I've been playing around with Inform 7, one of the modern text adventure platforms. Interactive Fiction, if you're looking to sound pretentious. Why Inform, rather than one of the other options?
Well, in addition to being free, Inform 7 has the most powerful engine - hands down - of the various systems. On the other hand, as is usually the case, it has a pretty bad environment. Unlike, say, ADRIFT, there is no easy-to-use GUI. Of course, if it had one, I wouldn't have been able to do any of the things I wanted to do: tradeoffs.
Anyhow, I've always said that you can't really test a social system on its own. You need a world to put social interactions in context. Which is why I keep gravitating back towards functional text adventure engines - not because I want to make a text adventure, but because they offer tons of functionality and a quick turnaround time.
I've whipped up a few tests, set in a zombie movie. I've learned some interesting things about character dynamics. If you're making a system that does social dynamics on the fly, here are some things you may want to try to account for:
1) Skill use. Normally, many people in any given fictional group have a particular skill. The geek, the jock, the girl that can fly, whatever. While not every character needs to have a skill, it is helpful because it allows you to make the player choose to give that character center stage. IE, the character chooses to use the geek when there's a geeky challenge, instead of you simply pushing the geek into the limelight.
2) Social role. This is a topic that people have approached from a lot of angles. I have my own opinions, but in essence the idea is that inside the group, every character has a social role they play: the irritating twerp, the respected leader, the weird guy. These roles then allow the characters to interact with other characters in an automatic, easy way.
3) Goals/arcs. On a code level, the difference between a character goal and a character development arc is extremely minor, so we'll lump them into one. The more central a character is, the more of these they will generally have. These allow you to algorithmically control a character's long-term actions, allowing them to be aggressive at times when it makes sense and passive at times when it makes sense.
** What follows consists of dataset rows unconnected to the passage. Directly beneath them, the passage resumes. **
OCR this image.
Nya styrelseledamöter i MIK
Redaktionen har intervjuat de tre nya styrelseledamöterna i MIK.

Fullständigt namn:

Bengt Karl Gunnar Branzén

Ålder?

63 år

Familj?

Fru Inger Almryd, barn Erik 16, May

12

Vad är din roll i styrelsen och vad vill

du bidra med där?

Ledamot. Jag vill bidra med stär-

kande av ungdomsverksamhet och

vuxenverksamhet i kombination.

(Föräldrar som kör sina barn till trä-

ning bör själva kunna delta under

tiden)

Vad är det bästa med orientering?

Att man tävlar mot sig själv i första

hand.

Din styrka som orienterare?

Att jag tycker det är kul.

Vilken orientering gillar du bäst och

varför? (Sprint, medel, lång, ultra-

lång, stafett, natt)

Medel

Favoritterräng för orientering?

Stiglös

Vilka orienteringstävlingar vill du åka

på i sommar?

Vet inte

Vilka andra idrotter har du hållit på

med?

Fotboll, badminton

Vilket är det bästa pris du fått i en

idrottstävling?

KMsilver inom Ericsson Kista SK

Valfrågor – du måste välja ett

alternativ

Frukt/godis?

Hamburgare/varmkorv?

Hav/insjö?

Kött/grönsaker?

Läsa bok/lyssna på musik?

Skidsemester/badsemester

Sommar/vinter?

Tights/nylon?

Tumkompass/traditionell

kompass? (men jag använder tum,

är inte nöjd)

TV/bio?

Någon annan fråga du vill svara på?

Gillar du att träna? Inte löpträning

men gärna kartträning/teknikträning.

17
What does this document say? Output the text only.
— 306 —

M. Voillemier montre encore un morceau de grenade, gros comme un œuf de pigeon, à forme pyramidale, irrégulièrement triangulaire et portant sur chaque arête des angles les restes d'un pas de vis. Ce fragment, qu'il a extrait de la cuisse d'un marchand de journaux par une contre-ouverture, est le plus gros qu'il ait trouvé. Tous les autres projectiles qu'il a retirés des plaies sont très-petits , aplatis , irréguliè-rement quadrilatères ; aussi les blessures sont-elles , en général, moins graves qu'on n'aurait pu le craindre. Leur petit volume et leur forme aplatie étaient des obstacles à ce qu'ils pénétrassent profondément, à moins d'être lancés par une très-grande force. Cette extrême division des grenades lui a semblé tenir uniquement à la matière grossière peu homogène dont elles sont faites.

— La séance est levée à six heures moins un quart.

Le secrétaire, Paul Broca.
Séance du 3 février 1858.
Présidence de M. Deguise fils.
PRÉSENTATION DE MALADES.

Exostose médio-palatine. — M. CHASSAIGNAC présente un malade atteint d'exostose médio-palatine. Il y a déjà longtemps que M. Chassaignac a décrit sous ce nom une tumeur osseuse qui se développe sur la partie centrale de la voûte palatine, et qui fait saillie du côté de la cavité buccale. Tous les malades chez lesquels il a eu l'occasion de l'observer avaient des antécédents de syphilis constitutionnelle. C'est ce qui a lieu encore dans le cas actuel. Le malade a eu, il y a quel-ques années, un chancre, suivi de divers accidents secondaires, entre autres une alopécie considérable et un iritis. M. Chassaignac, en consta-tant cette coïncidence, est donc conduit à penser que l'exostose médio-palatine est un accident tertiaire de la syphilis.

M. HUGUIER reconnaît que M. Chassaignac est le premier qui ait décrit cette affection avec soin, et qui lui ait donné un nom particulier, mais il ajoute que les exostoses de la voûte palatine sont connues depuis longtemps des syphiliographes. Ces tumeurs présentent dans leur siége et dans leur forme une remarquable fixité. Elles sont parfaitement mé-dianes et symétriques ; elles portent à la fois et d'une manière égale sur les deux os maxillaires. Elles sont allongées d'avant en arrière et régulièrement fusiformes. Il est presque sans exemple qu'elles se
Obviously, there are a lot of factors I could be mentioning: relationship tracking, social positioning, personality statistics, etc. But I find that these things are details which fall into place when you carefully cover the three core necessities. If you disagree, I'd be happy to listen to why.
Most social systems get really hung up on one of these three ideas, often throwing in a second as a last-minute thought. I am of the opinion that one or even two of these ideas are not enough. All three, even if each is done mediocre, is more interesting to me.
Unfortunately, to test it, you need a world. That's why I've been writing a zombie text adventure. Arrrrrr!